Kenmare adjusts lender covenants for year of “elevated debt”

Tom Hickey, MD, Kenmare Resources plc. Picture Conor McCabe Photography.

KENMARE Resources has targeted lower output for its 2026 financial year than in previous years and renegotiated covenants with lenders amid expectations of balance sheet pressure brought about by softer mineral prices and capital projects.

The Dublin-headquartered business also increased an impairment for the year ended December 2025. The market appeared to absorb the news. Shares in Kenmare are currently about 5% higher year-to-date, but 13% lower over 12 months.

There was a raft of bad news in the company’s fourth quarter production update earlier this week in which Kenmare MD Tom Hickey said net debt would remain “elevated through 2026”. Net debt increased to $158.8m end-December compared to $25m at the close of the 2024 financial year.

In response, Kenmare would target value over volume as it worked through the weaker price environment for ilmenite. Shipments for 2026 were estimated to be about 1.1 million tons which is lower than in previous years.

In addition to ilmenite, Kenmare also produces zircon and rutile. Known collectively as heavy minerals, used in paint pigments and ceramics, the products are mined from Moma, a mine in northern Mozambique.

Shipments of heavy mineral concentrates in 2025 came in at 947,900 tons. This compares to adjusted guidance in November of 870,000 and 905,000 tons.

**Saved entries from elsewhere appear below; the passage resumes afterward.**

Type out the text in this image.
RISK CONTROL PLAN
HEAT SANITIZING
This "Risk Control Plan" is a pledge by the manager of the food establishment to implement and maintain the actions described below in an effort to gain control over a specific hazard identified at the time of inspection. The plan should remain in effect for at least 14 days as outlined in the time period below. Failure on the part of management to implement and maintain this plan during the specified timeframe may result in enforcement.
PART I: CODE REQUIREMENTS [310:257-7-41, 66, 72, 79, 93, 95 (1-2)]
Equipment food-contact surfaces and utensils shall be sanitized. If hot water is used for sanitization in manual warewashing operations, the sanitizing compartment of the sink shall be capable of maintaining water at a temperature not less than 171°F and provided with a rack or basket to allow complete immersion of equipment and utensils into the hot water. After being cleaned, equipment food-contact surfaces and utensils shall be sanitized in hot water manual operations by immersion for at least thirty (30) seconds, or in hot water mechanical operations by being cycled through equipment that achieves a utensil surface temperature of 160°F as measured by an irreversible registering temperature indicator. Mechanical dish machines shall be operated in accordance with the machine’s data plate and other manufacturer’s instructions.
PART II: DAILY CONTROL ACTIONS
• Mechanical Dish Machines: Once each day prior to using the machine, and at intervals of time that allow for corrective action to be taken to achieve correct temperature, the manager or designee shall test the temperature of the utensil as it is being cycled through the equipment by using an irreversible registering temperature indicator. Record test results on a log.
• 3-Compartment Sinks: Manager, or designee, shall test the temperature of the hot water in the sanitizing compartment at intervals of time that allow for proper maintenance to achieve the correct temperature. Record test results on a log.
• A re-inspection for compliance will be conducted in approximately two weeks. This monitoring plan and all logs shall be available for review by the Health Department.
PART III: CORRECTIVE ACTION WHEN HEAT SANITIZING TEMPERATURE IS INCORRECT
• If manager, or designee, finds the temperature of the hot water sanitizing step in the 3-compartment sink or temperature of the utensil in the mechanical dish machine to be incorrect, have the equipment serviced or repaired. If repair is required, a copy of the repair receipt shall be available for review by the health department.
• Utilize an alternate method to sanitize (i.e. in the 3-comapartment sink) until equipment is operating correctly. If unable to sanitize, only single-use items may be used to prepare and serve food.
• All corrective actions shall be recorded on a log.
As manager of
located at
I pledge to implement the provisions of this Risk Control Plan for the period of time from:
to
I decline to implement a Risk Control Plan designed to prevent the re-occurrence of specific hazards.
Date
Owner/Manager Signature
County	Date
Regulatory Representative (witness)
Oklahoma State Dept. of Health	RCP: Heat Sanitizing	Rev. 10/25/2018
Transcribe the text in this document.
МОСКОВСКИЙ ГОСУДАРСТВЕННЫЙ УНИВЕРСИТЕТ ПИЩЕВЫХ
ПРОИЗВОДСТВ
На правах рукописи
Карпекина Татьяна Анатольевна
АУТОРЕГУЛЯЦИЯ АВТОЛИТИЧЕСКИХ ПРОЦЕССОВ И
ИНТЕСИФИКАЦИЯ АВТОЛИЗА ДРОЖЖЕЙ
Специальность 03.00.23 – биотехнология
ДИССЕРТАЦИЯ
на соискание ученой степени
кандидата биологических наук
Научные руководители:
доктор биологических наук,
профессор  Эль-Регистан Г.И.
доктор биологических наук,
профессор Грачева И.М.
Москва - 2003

Prior to that guidance for 2025 was 1.05Mt at the top end.

Prices for ilmenite are expected to remain subdued this year owing to weaker demand from key market China where the housing market was under pressure, Kenmare said. The combination of this, coupled with ongoing (albeit lesser) capital demands this year saw Kenmare negotiate an increase in its lender covenants.

Lenders granted Kenmare’s request for a “reset” of the net debt to Ebitda covenant under its $200m revolving credit facility. This includes adjusting the full year 2025 covenant to 3x (relaxation of the previous covenant to allow for three times net debt of Ebitda). “These adjustments are intended to maintain ongoing covenant compliance through this period of elevated net debt,” said Kenmare in its update.

Kenmare increased its impairment charge to $300m for 2025 from previously identified impairment of $125m related to “slightly lower” than forecast long-term prices. The impairment also includes proposed changes to the unratified implementation agreement with the Mozambican government.

The agreement, which governs exports, and is not a mining licence, expired in 2024. Kenmare has been operating through an extension of the expired agreement and is yet to conclude a new long-term deal with the government.

Discussions between Mozambique’s president Daniel Chapo and Hickey have so far not yielded a new agreement. Considering discussions had been underway for more than a year, Kenmare considered it as “a significant concern”. Arbitration was an option if there was no new implementation agreement, it said.

In terms of its capital projects, Hickey said there had been progress during the last month on the delayed comissioning of its Wet Concentrator Plant A. Once completed, the WCP A will set up Kenmare for several decades to mine Nakata, Moma’s largest mineral deposit.